Bennett will make his season debut reunited with Bora-hansgrohe at the UAE Tour but has downplayed his chances of early success there, more outwardly focused on gelling with teammates and building on his own endurance after months of no racing.

“We’ll get some nice opportunities to test that [sprint train] out. It’d be shit not to be strong enough to really make use of those lead-outs because I know the guys are flying but it’s important to put into practice,” the Irishman said.

Cavendish is desperate after his spectacular comeback from the brink of lonely retirement to prove he is a force to be reckoned with, and in the Emirates will have the support of none other than Michael Morkov. 

Sprinters generally are driven by negative reinforcement. Their innate need to be the best is propelled by a fear of needing the prove their last performance wasn’t a fluke. That is perhaps particularly true of Cavendish whose record-equalling stage haul with the benchmark sprint team at the Tour last year was sans competition from the aforementioned. 

Then there is Groenewegen, who last year focused on coming back from a racing ban due to his involvement in a crash with Fabio Jakobsen in 2020. 

He’s undergone change since then was as well, transferring during the off-season to BikeExchange-Jayco following a long tenure at Jumbo-Visma.

The only consistent thing about the sprint landscape recently is that it’s been inconsistent, like musical chairs.

Although many sprinters have wins on the board already this season it’s hard to determine how they stack up against each other right now.  

“It’s quite an exciting time for sprinting.
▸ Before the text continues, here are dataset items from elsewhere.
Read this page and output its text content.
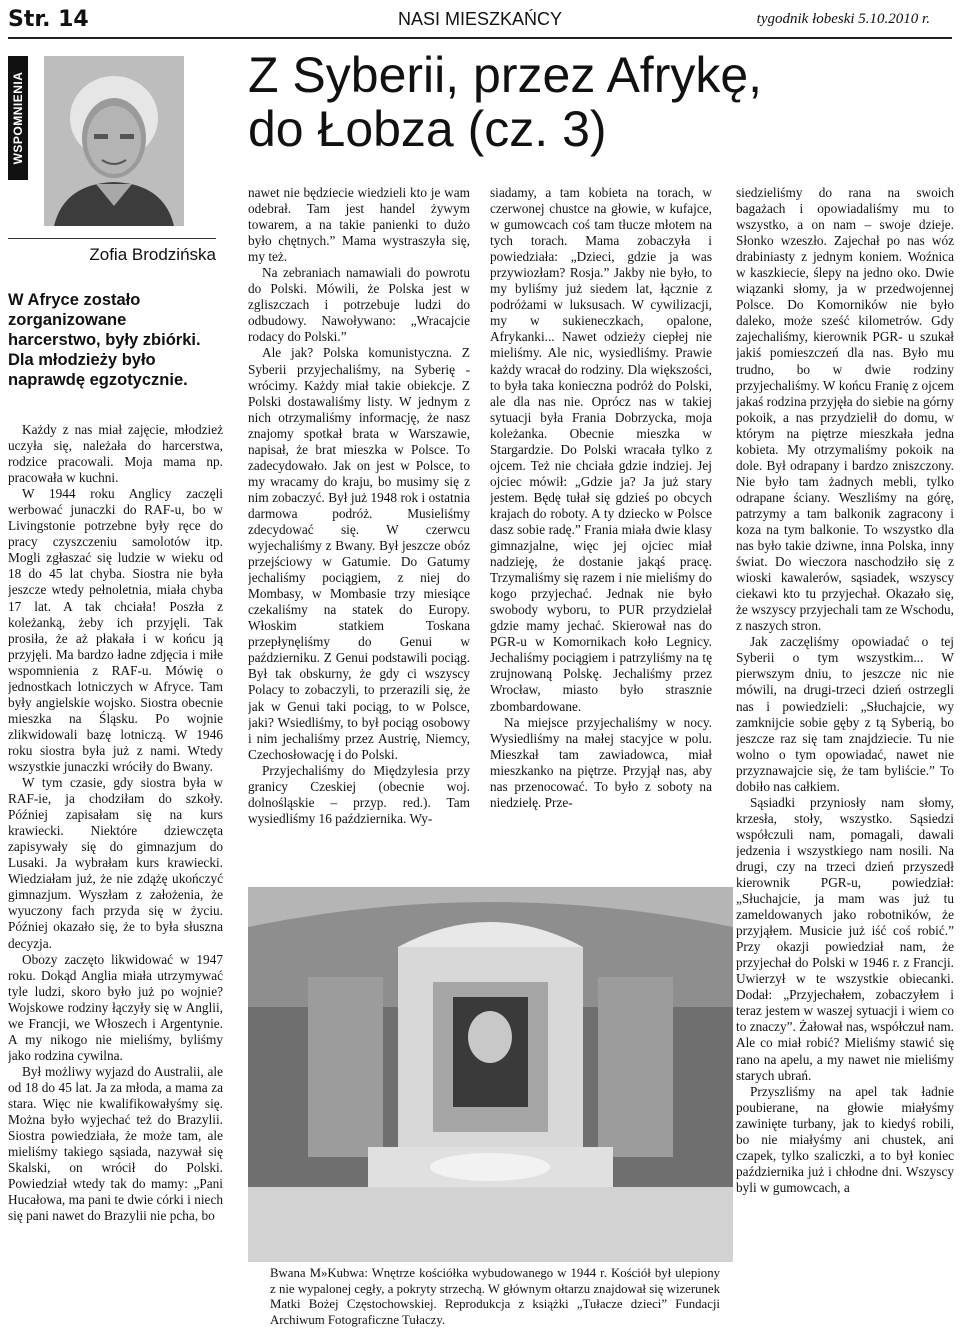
Str. 14	NASI MIESZKAŃCY	tygodnik łobeski 5.10.2010 r.
WSPOMNIENIA
Zofia Brodzińska
W Afryce zostało zorganizowane harcerstwo, były zbiórki. Dla młodzieży było naprawdę egzotycznie.
Z Syberii, przez Afrykę,
do Łobza (cz. 3)

Każdy z nas miał zajęcie, młodzież uczyła się, należała do harcerstwa, rodzice pracowali. Moja mama np. pracowała w kuchni.

W 1944 roku Anglicy zaczęli werbować junaczki do RAF-u, bo w Livingstonie potrzebne były ręce do pracy czyszczeniu samolotów itp. Mogli zgłaszać się ludzie w wieku od 18 do 45 lat chyba. Siostra nie była jeszcze wtedy pełnoletnia, miała chyba 17 lat. A tak chciała! Poszła z koleżanką, żeby ich przyjęli. Tak prosiła, że aż płakała i w końcu ją przyjęli. Ma bardzo ładne zdjęcia i miłe wspomnienia z RAF-u. Mówię o jednostkach lotniczych w Afryce. Tam były angielskie wojsko. Siostra obecnie mieszka na Śląsku. Po wojnie zlikwidowali bazę lotniczą. W 1946 roku siostra była już z nami. Wtedy wszystkie junaczki wróciły do Bwany.

W tym czasie, gdy siostra była w RAF-ie, ja chodziłam do szkoły. Później zapisałam się na kurs krawiecki. Niektóre dziewczęta zapisywały się do gimnazjum do Lusaki. Ja wybrałam kurs krawiecki. Wiedziałam już, że nie zdążę ukończyć gimnazjum. Wyszłam z założenia, że wyuczony fach przyda się w życiu. Później okazało się, że to była słuszna decyzja.

Obozy zaczęto likwidować w 1947 roku. Dokąd Anglia miała utrzymywać tyle ludzi, skoro było już po wojnie? Wojskowe rodziny łączyły się w Anglii, we Francji, we Włoszech i Argentynie. A my nikogo nie mieliśmy, byliśmy jako rodzina cywilna.

Był możliwy wyjazd do Australii, ale od 18 do 45 lat. Ja za młoda, a mama za stara. Więc nie kwalifikowałyśmy się. Można było wyjechać też do Brazylii. Siostra powiedziała, że może tam, ale mieliśmy takiego sąsiada, nazywał się Skalski, on wrócił do Polski. Powiedział wtedy tak do mamy: „Pani Hucałowa, ma pani te dwie córki i niech się pani nawet do Brazylii nie pcha, bo

nawet nie będziecie wiedzieli kto je wam odebrał. Tam jest handel żywym towarem, a na takie panienki to dużo było chętnych.” Mama wystraszyła się, my też.

Na zebraniach namawiali do powrotu do Polski. Mówili, że Polska jest w zgliszczach i potrzebuje ludzi do odbudowy. Nawoływano: „Wracajcie rodacy do Polski.”

Ale jak? Polska komunistyczna. Z Syberii przyjechaliśmy, na Syberię - wrócimy. Każdy miał takie obiekcje. Z Polski dostawaliśmy listy. W jednym z nich otrzymaliśmy informację, że nasz znajomy spotkał brata w Warszawie, napisał, że brat mieszka w Polsce. To zadecydowało. Jak on jest w Polsce, to my wracamy do kraju, bo musimy się z nim zobaczyć. Był już 1948 rok i ostatnia darmowa podróż. Musieliśmy zdecydować się. W czerwcu wyjechaliśmy z Bwany. Był jeszcze obóz przejściowy w Gatumie. Do Gatumy jechaliśmy pociągiem, z niej do Mombasy, w Mombasie trzy miesiące czekaliśmy na statek do Europy. Włoskim statkiem Toskana przepłynęliśmy do Genui w październiku. Z Genui podstawili pociąg. Był tak obskurny, że gdy ci wszyscy Polacy to zobaczyli, to przerazili się, że jak w Genui taki pociąg, to w Polsce, jaki? Wsiedliśmy, to był pociąg osobowy i nim jechaliśmy przez Austrię, Niemcy, Czechosłowację i do Polski.

Przyjechaliśmy do Międzylesia przy granicy Czeskiej (obecnie woj. dolnośląskie – przyp. red.). Tam wysiedliśmy 16 października. Wy-

siadamy, a tam kobieta na torach, w czerwonej chustce na głowie, w kufajce, w gumowcach coś tam tłucze młotem na tych torach. Mama zobaczyła i powiedziała: „Dzieci, gdzie ja was przywiozłam? Rosja.” Jakby nie było, to my byliśmy już siedem lat, łącznie z podróżami w luksusach. W cywilizacji, my w sukieneczkach, opalone, Afrykanki... Nawet odzieży ciepłej nie mieliśmy. Ale nic, wysiedliśmy. Prawie każdy wracał do rodziny. Dla większości, to była taka konieczna podróż do Polski, ale dla nas nie. Oprócz nas w takiej sytuacji była Frania Dobrzycka, moja koleżanka. Obecnie mieszka w Stargardzie. Do Polski wracała tylko z ojcem. Też nie chciała gdzie indziej. Jej ojciec mówił: „Gdzie ja? Ja już stary jestem. Będę tułał się gdzieś po obcych krajach do roboty. A ty dziecko w Polsce dasz sobie radę.” Frania miała dwie klasy gimnazjalne, więc jej ojciec miał nadzieję, że dostanie jakąś pracę. Trzymaliśmy się razem i nie mieliśmy do kogo przyjechać. Jednak nie było swobody wyboru, to PUR przydzielał gdzie mamy jechać. Skierował nas do PGR-u w Komornikach koło Legnicy. Jechaliśmy pociągiem i patrzyliśmy na tę zrujnowaną Polskę. Jechaliśmy przez Wrocław, miasto było strasznie zbombardowane.

Na miejsce przyjechaliśmy w nocy. Wysiedliśmy na małej stacyjce w polu. Mieszkał tam zawiadowca, miał mieszkanko na piętrze. Przyjął nas, aby nas przenocować. To było z soboty na niedzielę. Prze-

siedzieliśmy do rana na swoich bagażach i opowiadaliśmy mu to wszystko, a on nam – swoje dzieje. Słonko wzeszło. Zajechał po nas wóz drabiniasty z jednym koniem. Woźnica w kaszkiecie, ślepy na jedno oko. Dwie wiązanki słomy, ja w przedwojennej Polsce. Do Komorników nie było daleko, może sześć kilometrów. Gdy zajechaliśmy, kierownik PGR- u szukał jakiś pomieszczeń dla nas. Było mu trudno, bo w dwie rodziny przyjechaliśmy. W końcu Franię z ojcem jakaś rodzina przyjęła do siebie na górny pokoik, a nas przydzielił do domu, w którym na piętrze mieszkała jedna kobieta. My otrzymaliśmy pokoik na dole. Był odrapany i bardzo zniszczony. Nie było tam żadnych mebli, tylko odrapane ściany. Weszliśmy na górę, patrzymy a tam balkonik zagracony i koza na tym balkonie. To wszystko dla nas było takie dziwne, inna Polska, inny świat. Do wieczora naschodziło się z wioski kawalerów, sąsiadek, wszyscy ciekawi kto tu przyjechał. Okazało się, że wszyscy przyjechali tam ze Wschodu, z naszych stron.

Jak zaczęliśmy opowiadać o tej Syberii o tym wszystkim... W pierwszym dniu, to jeszcze nic nie mówili, na drugi-trzeci dzień ostrzegli nas i powiedzieli: „Słuchajcie, wy zamknijcie sobie gęby z tą Syberią, bo jeszcze raz się tam znajdziecie. Tu nie wolno o tym opowiadać, nawet nie przyznawajcie się, że tam byliście.” To dobiło nas całkiem.

Sąsiadki przyniosły nam słomy, krzesła, stoły, wszystko. Sąsiedzi współczuli nam, pomagali, dawali jedzenia i wszystkiego nam nosili. Na drugi, czy na trzeci dzień przyszedł kierownik PGR-u, powiedział: „Słuchajcie, ja mam was już tu zameldowanych jako robotników, że przyjąłem. Musicie już iść coś robić.” Przy okazji powiedział nam, że przyjechał do Polski w 1946 r. z Francji. Uwierzył w te wszystkie obiecanki. Dodał: „Przyjechałem, zobaczyłem i teraz jestem w waszej sytuacji i wiem co to znaczy”. Żałował nas, współczuł nam. Ale co miał robić? Mieliśmy stawić się rano na apelu, a my nawet nie mieliśmy starych ubrań.

Przyszliśmy na apel tak ładnie poubierane, na głowie miałyśmy zawinięte turbany, jak to kiedyś robili, bo nie miałyśmy ani chustek, ani czapek, tylko szaliczki, a to był koniec października już i chłodne dni. Wszyscy byli w gumowcach, a

Bwana M»Kubwa: Wnętrze kościółka wybudowanego w 1944 r. Kościół był ulepiony z nie wypalonej cegły, a pokryty strzechą. W głównym ołtarzu znajdował się wizerunek Matki Bożej Częstochowskiej. Reprodukcja z książki „Tułacze dzieci” Fundacji Archiwum Fotograficzne Tułaczy.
I don’t think I’ve seen as many sprinters capable of winning bike races,” Sam Bennett told La Course En Tete prior to the start of the race.
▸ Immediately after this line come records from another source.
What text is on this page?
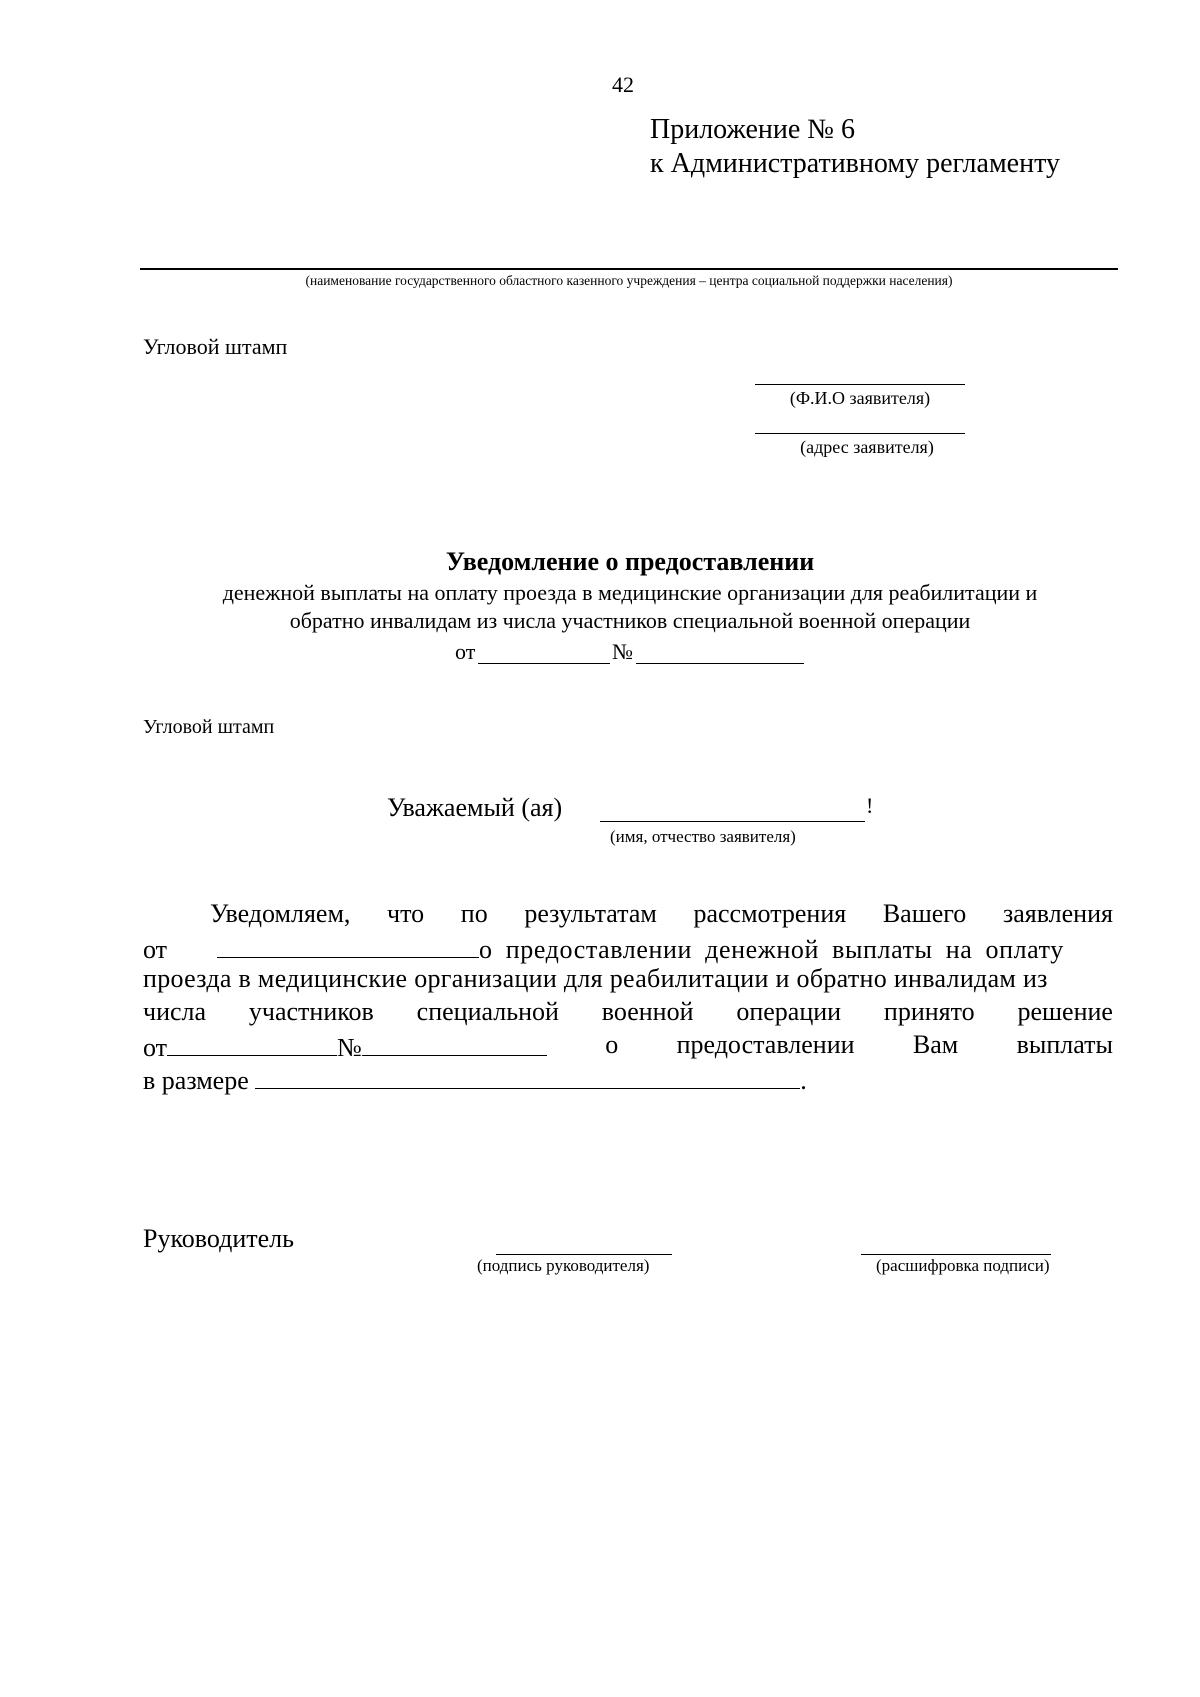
42
Приложение № 6
к Административному регламенту
(наименование государственного областного казенного учреждения – центра социальной поддержки населения)
Угловой штамп
(Ф.И.О заявителя)
(адрес заявителя)
Уведомление о предоставлении
денежной выплаты на оплату проезда в медицинские организации для реабилитации и
обратно инвалидам из числа участников специальной военной операции
от	№
Угловой штамп
Уважаемый (ая)	!
(имя, отчество заявителя)
Уведомляем, что по результатам рассмотрения Вашего заявления
от	о предоставлении денежной выплаты на оплату
проезда в медицинские организации для реабилитации и обратно инвалидам из
числа участников специальной военной операции принято решение
от	№	о предоставлении Вам выплаты
в размере	.
Руководитель
(подпись руководителя)	(расшифровка подписи)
“What’s funny is like last year those top sprinters were set from the season before and the start of the year. Towards the end of the season, it seemed to be another batch of sprinters that were at the top level and now I feel like it’s all mixed up again.

“It’s unpredictable.”

That is reflected in the UAE Tour field. Jasper Philipsen (Alpecin-Fenix) and Cees Bol (Team DSM) might not be household names yet but they’re knocking on the door.

Added to Gaviria’s absence is that of Ewan. Notably, the Australian is competing at the Tour des Alpes-Maritimes et du Var instead.
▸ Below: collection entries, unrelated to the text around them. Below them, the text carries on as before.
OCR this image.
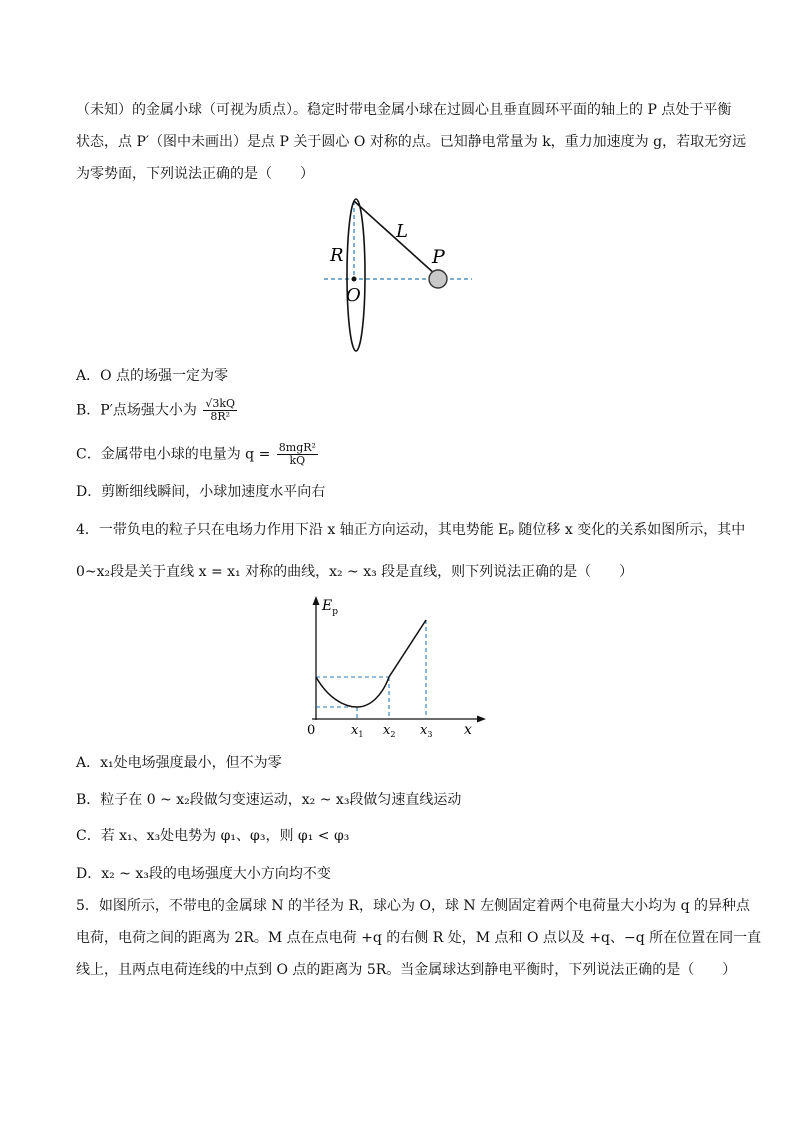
（未知）的金属小球（可视为质点）。稳定时带电金属小球在过圆心且垂直圆环平面的轴上的 P 点处于平衡
状态，点 P′（图中未画出）是点 P 关于圆心 O 对称的点。已知静电常量为 k，重力加速度为 g，若取无穷远
为零势面，下列说法正确的是（　　）
R
L
P
O
A．O 点的场强一定为零
B．P′点场强大小为 $\frac{√3kQ}{\text{8R²}}$
C．金属带电小球的电量为 $q = \frac{\text{8mgR²}}{kQ}$
D．剪断细线瞬间，小球加速度水平向右
4．一带负电的粒子只在电场力作用下沿 x 轴正方向运动，其电势能 Eₚ 随位移 x 变化的关系如图所示，其中
0~x₂段是关于直线 x = x₁ 对称的曲线，x₂ ~ x₃ 段是直线，则下列说法正确的是（　　）
$E_p$
0	$x_1$ $x_2$ $x_3$ x
A．x₁处电场强度最小，但不为零
B．粒子在 0 ~ x₂段做匀变速运动，x₂ ~ x₃段做匀速直线运动
C．若 x₁、x₃处电势为 φ₁、φ₃，则 φ₁ < φ₃
D．x₂ ~ x₃段的电场强度大小方向均不变
5．如图所示，不带电的金属球 N 的半径为 R，球心为 O，球 N 左侧固定着两个电荷量大小均为 q 的异种点
电荷，电荷之间的距离为 2R。M 点在点电荷 +q 的右侧 R 处，M 点和 O 点以及 +q、−q 所在位置在同一直
线上，且两点电荷连线的中点到 O 点的距离为 5R。当金属球达到静电平衡时，下列说法正确的是（　　）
Bennett isn’t the only rider who will be adjusting to either new or old but new surroundings in the UAE either. Elia Viviani, who has cemented his return to Ineos Grenadiers with one win, is set to start.

Arnaud Demare (Groupama-FDJ) will also be in the mix.

Several pure sprinters have wins on the board -Ewan (two), Groenewegen (three), Viviani (one), Gaviria (two), Cavendish (one) – but status is still up for grabs. 

Normally that would be a takeaway from the UAE Tour yet this season it looks as though the fight for it will be harder and longer.